Rittergut in Aprath wurde 1150 erstmals urkundlich erwähnt
Darum an dieser Stelle also der Blick in alte Unterlagen und das Buch „Haus und Schloss Aprath“ von Christian Nieske: Urkundlich erwähnt wurde der Rittersitz Abbatisrothe („Rodung des Abtes“) erstmals 1150. Über die Zeit wechselten die Hausherren des zunächst noch nicht besonders pompösen Gebäudes immer wieder – Mitte des 17. Jahrhunderts gelangte es schließlich in den Besitz des Adelsgeschlechts derer von Syberg. Freiherr Johann Abraham Friedrich von Syberg zu Aprath war es dann, der ab 1722 das spätere Schloss errichten ließ. Dafür wurden einzelne bereits bestehende Elemente genutzt, beispielsweise der Westturm und einzelne Wände des Herrenhauses.

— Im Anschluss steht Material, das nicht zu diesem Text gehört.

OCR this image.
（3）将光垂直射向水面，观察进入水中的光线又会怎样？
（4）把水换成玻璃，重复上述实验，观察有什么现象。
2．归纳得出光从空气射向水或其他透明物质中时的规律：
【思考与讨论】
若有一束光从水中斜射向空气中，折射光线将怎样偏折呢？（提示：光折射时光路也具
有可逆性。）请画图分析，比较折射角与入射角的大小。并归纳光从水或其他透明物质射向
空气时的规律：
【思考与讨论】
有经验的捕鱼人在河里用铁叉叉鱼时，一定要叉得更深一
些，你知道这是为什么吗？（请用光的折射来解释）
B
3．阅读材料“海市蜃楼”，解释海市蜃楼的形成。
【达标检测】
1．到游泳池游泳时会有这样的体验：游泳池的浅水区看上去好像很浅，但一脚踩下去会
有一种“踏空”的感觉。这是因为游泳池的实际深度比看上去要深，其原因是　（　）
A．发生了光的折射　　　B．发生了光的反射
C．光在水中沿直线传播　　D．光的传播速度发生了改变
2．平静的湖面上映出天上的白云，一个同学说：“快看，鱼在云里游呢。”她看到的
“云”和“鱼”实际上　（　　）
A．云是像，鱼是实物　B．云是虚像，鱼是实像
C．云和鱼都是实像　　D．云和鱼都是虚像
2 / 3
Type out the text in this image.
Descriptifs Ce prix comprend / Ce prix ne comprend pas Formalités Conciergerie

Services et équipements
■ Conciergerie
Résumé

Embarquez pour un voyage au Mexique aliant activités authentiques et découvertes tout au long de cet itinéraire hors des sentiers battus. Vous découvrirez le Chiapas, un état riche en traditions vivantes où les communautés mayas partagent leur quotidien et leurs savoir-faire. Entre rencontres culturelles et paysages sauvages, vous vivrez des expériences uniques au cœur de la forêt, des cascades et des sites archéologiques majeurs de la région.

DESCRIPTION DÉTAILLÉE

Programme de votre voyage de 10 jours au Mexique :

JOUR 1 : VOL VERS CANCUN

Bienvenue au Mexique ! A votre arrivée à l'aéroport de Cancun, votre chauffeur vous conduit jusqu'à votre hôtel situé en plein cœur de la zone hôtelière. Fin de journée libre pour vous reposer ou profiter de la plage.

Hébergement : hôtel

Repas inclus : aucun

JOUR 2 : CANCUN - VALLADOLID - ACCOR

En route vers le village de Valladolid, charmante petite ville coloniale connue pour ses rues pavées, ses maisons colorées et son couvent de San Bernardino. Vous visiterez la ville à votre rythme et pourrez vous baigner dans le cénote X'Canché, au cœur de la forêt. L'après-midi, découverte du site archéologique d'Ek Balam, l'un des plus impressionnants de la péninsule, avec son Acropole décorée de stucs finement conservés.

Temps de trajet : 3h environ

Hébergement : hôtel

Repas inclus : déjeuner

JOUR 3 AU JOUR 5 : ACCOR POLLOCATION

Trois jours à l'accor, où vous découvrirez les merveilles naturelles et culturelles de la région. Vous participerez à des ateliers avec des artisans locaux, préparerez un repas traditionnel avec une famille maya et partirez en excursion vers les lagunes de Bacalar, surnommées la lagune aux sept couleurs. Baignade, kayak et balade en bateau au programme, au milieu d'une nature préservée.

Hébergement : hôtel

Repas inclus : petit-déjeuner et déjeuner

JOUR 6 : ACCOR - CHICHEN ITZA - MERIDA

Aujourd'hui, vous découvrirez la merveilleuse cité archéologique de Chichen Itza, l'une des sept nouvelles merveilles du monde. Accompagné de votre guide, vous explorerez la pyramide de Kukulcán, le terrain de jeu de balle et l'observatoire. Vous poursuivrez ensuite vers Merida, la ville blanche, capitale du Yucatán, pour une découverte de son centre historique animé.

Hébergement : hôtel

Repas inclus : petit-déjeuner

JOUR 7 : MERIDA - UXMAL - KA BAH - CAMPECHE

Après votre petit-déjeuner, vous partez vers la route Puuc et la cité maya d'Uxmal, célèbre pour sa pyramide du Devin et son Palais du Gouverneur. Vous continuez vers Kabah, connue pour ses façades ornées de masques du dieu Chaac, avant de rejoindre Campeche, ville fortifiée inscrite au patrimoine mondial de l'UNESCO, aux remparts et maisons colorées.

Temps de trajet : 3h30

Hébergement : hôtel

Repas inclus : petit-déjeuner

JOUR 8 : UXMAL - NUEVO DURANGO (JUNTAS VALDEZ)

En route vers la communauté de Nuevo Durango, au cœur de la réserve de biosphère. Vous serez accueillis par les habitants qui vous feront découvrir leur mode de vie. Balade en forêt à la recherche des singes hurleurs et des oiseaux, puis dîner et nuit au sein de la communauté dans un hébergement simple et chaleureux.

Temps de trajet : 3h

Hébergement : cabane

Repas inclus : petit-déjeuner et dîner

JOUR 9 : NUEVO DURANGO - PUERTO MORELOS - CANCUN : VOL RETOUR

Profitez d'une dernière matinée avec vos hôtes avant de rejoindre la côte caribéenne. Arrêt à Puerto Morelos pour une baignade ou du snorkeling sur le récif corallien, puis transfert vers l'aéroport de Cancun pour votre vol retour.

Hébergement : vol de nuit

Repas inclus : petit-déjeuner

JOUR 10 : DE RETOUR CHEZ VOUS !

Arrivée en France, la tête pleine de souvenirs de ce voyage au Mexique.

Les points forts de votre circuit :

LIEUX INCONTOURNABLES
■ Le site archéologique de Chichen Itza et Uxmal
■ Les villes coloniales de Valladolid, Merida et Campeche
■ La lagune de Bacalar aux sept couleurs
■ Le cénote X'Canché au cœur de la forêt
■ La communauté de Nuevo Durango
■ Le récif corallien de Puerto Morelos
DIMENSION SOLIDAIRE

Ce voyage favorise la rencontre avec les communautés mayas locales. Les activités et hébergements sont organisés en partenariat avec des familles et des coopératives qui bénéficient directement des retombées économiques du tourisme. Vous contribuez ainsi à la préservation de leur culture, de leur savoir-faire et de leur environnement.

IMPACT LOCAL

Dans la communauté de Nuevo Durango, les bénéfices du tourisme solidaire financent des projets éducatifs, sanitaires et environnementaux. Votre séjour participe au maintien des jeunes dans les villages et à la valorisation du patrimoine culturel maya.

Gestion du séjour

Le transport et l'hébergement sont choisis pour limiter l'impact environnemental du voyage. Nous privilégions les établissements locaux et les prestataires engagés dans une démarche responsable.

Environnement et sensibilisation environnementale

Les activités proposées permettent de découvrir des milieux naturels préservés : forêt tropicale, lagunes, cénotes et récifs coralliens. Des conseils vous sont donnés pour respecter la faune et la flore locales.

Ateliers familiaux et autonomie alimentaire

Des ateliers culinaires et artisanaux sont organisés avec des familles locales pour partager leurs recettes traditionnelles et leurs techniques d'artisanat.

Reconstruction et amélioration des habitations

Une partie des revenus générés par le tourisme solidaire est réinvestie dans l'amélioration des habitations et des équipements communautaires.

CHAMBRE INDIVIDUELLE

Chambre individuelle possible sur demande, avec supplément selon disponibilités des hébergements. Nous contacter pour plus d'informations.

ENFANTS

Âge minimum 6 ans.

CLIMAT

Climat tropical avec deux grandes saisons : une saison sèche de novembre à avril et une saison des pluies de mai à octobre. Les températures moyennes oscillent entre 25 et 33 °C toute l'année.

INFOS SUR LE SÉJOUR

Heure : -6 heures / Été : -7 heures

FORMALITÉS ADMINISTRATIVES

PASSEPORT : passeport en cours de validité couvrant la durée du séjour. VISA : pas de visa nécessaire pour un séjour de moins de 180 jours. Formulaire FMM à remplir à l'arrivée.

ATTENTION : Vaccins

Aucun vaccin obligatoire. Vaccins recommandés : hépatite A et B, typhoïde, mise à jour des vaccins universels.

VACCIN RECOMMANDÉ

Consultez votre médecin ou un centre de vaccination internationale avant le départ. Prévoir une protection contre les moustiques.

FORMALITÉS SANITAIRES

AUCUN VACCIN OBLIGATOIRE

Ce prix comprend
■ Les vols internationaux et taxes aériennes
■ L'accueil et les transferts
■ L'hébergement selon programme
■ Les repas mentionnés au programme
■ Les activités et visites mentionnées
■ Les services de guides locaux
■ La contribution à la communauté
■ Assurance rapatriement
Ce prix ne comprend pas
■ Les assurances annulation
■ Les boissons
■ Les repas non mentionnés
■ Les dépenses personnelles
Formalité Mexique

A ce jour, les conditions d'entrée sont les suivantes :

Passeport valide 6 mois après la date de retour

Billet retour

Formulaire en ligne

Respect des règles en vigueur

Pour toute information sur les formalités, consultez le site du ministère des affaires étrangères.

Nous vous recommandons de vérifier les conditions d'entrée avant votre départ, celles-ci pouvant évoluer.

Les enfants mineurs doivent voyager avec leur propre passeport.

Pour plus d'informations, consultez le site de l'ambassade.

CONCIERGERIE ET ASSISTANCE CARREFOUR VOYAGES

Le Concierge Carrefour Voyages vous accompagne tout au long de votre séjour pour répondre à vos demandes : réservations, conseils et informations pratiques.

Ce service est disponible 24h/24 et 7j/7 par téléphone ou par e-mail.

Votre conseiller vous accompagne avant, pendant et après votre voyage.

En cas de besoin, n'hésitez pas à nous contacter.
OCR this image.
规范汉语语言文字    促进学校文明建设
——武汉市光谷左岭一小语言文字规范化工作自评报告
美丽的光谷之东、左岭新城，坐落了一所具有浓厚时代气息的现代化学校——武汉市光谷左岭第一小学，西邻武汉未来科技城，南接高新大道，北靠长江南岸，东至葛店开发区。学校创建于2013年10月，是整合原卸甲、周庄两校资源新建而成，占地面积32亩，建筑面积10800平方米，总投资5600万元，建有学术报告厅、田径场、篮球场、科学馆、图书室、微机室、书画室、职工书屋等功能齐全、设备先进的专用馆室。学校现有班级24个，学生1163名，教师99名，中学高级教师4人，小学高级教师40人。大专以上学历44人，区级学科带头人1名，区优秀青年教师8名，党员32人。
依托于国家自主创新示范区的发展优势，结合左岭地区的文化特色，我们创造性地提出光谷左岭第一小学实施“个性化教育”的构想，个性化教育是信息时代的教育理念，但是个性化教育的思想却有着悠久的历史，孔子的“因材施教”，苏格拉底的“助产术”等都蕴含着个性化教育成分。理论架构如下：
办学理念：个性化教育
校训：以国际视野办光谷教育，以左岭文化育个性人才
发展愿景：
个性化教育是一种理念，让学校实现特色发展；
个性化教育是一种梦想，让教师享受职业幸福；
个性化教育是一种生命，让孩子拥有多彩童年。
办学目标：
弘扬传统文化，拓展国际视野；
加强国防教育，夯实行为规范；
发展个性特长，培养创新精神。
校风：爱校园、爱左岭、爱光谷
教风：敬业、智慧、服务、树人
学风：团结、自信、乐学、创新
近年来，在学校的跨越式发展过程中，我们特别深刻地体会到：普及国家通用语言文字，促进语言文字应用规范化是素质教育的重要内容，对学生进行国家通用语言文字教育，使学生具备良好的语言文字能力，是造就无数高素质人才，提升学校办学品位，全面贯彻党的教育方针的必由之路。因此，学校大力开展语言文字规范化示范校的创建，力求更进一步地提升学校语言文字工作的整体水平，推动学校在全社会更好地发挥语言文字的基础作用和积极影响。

Ab 1810 war das Schloss in bürgerlichem Besitz
1810 ging dann das Schloss in bürgerlichen Besitz über: Der Käufer Ernst Theodor Gottlieb Dewiz behielt das Anwesen jedoch nicht lange – es wechselte erneut den Besitzer und gelangte 1880 dann ins Eigentum von Carl Rumpff, Aufsichtsrat der Elberfelder Farbwerke und Landtagsabgeordneter. Er ließ das Hauptgebäude in der Form herrichten, wie es heute noch von zahlreichen historischen Ansichtskarten bekannt ist.
Schloss Aprath erhielt Warmwasser und seinen Neorenaissance-Stil
Es wurden Eisenträger eingebaut und ein Warmwasserheizungssystem installiert — beides hochmodern für die damalige Zeit, in der der Bau dann auch seinen endgültigen Neorenaissance-Stil erhielt. Bekannte Namen gingen fortan auf dem Schloss, das Rumpff als Privatwohnsitz nutzte, ein und aus. So auch der bekannte Chemiker Carl Duisberg, der danach über den „hübschen Anblick“ des Gartens und die „stolze, prächtige Burg“ schwärmte.
Bekannter Gastronom machte aus dem Schloss ein Ausflugsziel mit Lokal
Um 1900 übernahm der Gastronom Willi Bergmann das Anwesen. Er machte aus dem Schloss ein Ausflugsziel samt Lokal: Der Mühlenteich der benachbarten Aprather Mühle wurde als Gondelteich genutzt und war fortan Bestandteil des Schlossparks.
Zu dieser Zeit existierte auch noch der als Aussichtsturm genutzte Bergfried der mittelalterlichen Burg Aprath.
Ein Schloss zum Anfassen und Treffpunkt für Jung und Alt
Im Wülfrather Stadtbuch berichten Zeitzeuginnen: Das Schloss sei bis zum Zweiten Weltkrieg „eine Stätte der Erholung und des Vergnügens“ gewesen, ein „prächtiger Bau zum Anfassen“, heißt es beispielsweise in einem Text von Else Küllenberg und Christel Wengert. Regelmäßig habe man sich dort an den Wochenenden mit Freunden getroffen. Während man selbst Kaffee getrunken habe, hätten die Kinder im großzügigen Park spielen können.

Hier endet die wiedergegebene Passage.